そしてその前に立つ、左腕を無くしたダニーの姿も。
「……うん、強いねキミ。その歳で大したものだよ。」
「はぁ……はぁ……やっぱりイカレ野郎だなお前…」
「まぁ、こう見えて魔王軍幹部だからね。でも感激しちゃったよ。妖精のゲートを通ってここまで来て、油断していたとはいえボクの左腕まで切り落とす。しかもその残りの魔力量で圧倒的力の差を感じているはずなのに、ボクの足止めを買って出るなんて勇ましいね。まるであの忌々しい勇者みたいじゃないか。褒めてあげる。」
台詞の内容とは裏腹に無表情でアルに手をかざしたダニーは、とてつもなく低い声で呟いた。

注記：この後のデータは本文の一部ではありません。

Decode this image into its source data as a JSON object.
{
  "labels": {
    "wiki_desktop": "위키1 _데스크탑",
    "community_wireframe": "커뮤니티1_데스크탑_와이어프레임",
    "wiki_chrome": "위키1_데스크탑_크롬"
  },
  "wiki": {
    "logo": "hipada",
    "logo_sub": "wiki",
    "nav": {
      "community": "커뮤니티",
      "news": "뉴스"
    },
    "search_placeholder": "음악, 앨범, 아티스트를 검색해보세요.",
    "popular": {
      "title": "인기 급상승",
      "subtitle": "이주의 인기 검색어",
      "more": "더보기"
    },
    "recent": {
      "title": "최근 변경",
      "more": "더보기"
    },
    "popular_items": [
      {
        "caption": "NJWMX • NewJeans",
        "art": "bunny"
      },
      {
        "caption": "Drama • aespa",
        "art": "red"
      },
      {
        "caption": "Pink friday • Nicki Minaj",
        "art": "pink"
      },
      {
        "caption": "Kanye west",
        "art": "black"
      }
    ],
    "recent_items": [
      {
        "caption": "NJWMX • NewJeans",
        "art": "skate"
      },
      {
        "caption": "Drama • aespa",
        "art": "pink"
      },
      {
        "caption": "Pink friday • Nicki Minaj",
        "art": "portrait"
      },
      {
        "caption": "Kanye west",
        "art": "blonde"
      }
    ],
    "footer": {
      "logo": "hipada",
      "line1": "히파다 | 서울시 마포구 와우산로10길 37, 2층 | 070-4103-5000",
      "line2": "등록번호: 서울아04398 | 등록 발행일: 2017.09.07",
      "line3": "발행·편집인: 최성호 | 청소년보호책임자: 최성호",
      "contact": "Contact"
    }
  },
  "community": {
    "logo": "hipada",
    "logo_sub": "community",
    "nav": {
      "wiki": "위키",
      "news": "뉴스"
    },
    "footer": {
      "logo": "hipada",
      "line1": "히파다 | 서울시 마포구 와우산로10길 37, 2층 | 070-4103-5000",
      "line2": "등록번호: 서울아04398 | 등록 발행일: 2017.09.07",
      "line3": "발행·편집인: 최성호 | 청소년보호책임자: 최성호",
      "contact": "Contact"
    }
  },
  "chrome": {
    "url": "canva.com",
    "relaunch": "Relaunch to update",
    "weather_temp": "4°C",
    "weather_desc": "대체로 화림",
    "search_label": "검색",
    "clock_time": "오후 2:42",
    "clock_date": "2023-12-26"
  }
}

「……だから尚更、キミはここで仕留めておいた方が良さそうだ。不安物質は徹底的に取り除く主義なんだよね。ああ、安心して………一瞬で終わらせてあげるからさ!!」
ダニーの手に力が込められる様子がスローモーションで流れて行く。
そしてダニーの髪の毛が逆立つように靡くと同時に激しい頭痛に襲われる。
脳裏に浮かんでくるのは真っ黒の画面に一際目立つ、
『Game Over』の文字だ。
「させるかぁあああ!!」
ポシェットから無意識になにかを取り出してダニーに向かって放り投げる。
大丈夫、あのモーションの時は1ターンは私たちが動けるのだ。
こんなヘナヘナな球でも、一撃必殺技を繰り出そうとしている今のダニーには避けられない。
それは経験で、知っていた。
私が何かを投げたことに気がついたダニーは、顔をこちらに向けるがもう遅い。
予想通り私が投げたなにかはダニーに直撃して激しく割れる。
中から飛び出したのは青色に輝くキラキラとした液体。
ダニーがモロに浴びたことを確認して、頭の中で譲渡先をアルに変更する。
「力を貸してくれぇええ!」
頼むぜ、私の推し。
かつて記憶の中の私が叫んでいた同じ台詞を叫ぶと、液体はダニーの魔力に反応するように激しい閃光を放って大爆発を引き起こした。